Film: Bye Bye Birdie (1963)
Stars: Janet Leigh, Dick van Dyke, Ann-Margret, Maureen Stapleton, Bobby Rydell, Jesse Pearson
Director: George Sidney
Oscar History: 2 nominations (Best Scoring, Sound)
Snap Judgment Ranking: 3/5 stars
Each month, as part of our 2020 Saturdays with the Stars series, we highlight a different actress known as an iconic "film sex symbol." This month, our focus is on Ann-Margret-click here to learn more about Ms. Ann-Margret (and why I picked her), and click here for other Saturdays with the Stars articles.
We're going to start our look at Ann-Margret's career this month with where most people started their looks at Ann-Margret's career. The redheaded actress made high-profile films before this feature, including Pocketful of Miracles with Bette Davis and the Rodgers & Hammerstein musical State Fair with Pat Boone, but it was 1963's Bye Bye Birdie that turned Ann-Margret from a prominent supporting player into a genuine movie star. The all-American girl with clearly a little mischief in her eye, her work here would turn her overnight into an icon, a new sex symbol for the post-Marilyn era, one that would be so prominent that decades later her work would be central to an episode of Mad Men. But what was it about Bye Bye Birdie that made Ann-Margret so intoxicating? Let's investigate.
(Spoilers Ahead) The film is a musical, largely inspired by the real-life decision of Elvis Presley to join the army. Here, an Elvis-like figure named Conrad Birdie (Pearson) is drafted, and before he goes into the military, they decide to have one last appearance of Birdie on The Ed Sullivan Show. Songwriter Albert Peterson (van Dyke) is down-on-his-luck, and so his girlfriend Rosie (Leigh) convinces Sullivan (playing himself in the movie) to use one of Peterson's songs for the show for Conrad to sing (therefore making him a fortune). Rosie intends to do this so that perhaps Albert will marry her, though he's unable to break free of his mother Mae's (Stapleton) shadow. As part of the appearance, they run a contest that will have a local girl being sung to by Conrad, and he'll kiss her in the end, and this girl is Kim (Ann-Margret), who wants to kiss him even though her boyfriend Hugo (Rydell) is jealous.

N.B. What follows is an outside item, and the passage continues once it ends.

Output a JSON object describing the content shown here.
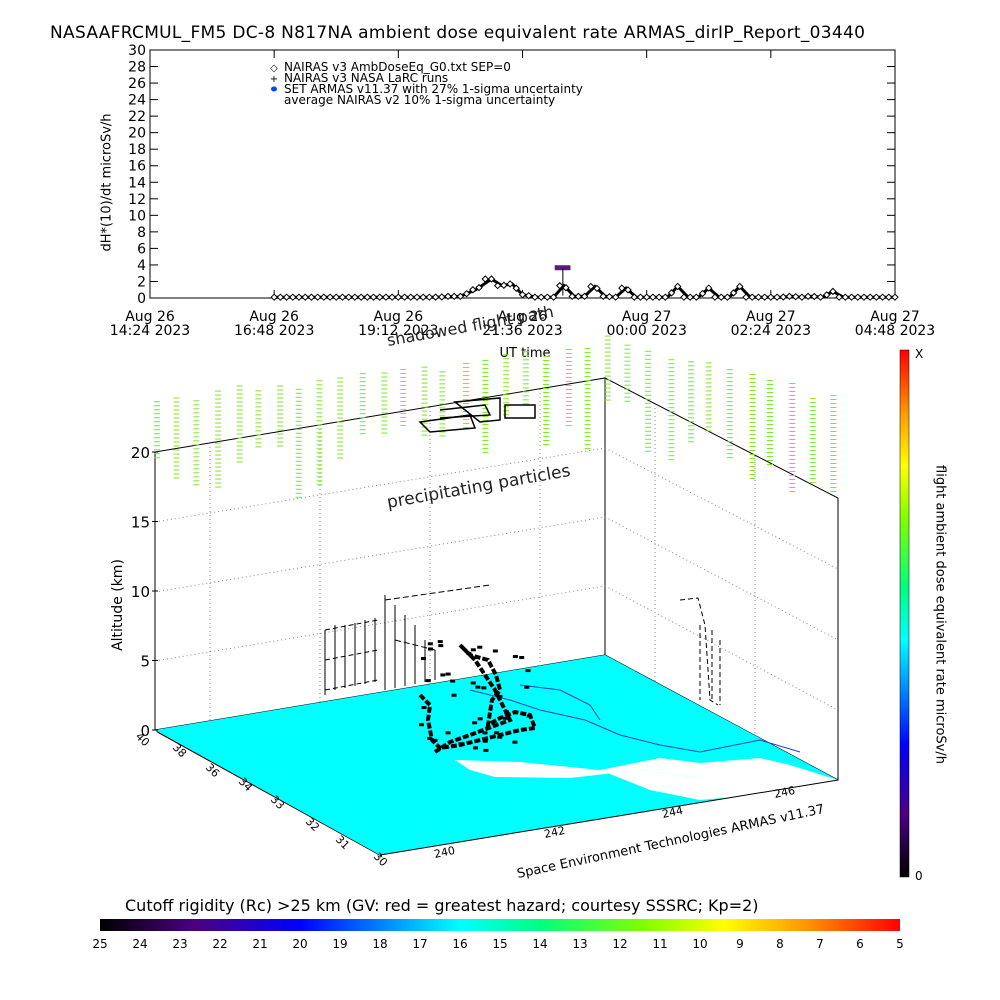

Things unfold as I think you'd imagine based on the plot. In the end, both Kim & Rosie get their men, as well as success, though Conrad never gets his kiss (Hugo punches the singer on live television). The musical is cute, and I liked some of the numbers, particularly the ridiculously sexual ones that Pearson is forced to sing as Conrad Birdie (Pearson is so much fun in this movie). I'm not wild about Dick van Dyke's movie roles during this era (he was a very big star) even if I love him as a celebrity (then & always), and that's true here-he's too one-note, and it's kind of hard to imagine what va-va-voom Janet Leigh, smart & sexy as Rosie, sees in him, but it's a musical so it's time to suspend some belief. The sound was also Oscar-nominated, and while Birdie's numbers have an elevated quality I liked, the rest is more middle-of-the-road pleasures.
And as for Ann-Margret? Yeah, I get the draw. The movie actually opens on the actress singing the title song, seemingly as if she's on a treadmill running forward against a blank blue screen. It's weird-she's a good singer, but not a great one, but it works so well. She's intoxicating, alluring, magnetic. It's hard to imagine what this must have been like to watch for the first time in 1963 (we have, in retrospect, the knowledge that Ann-Margret would become a legend), as it's pretty much a textbook example of star power in its rawest form. The rest of the movie never quite lives up to that jaw drop of an opening act, but Ann-Margret is an actress who can command the screen, and I'm excited to see what she does with our three other films this month.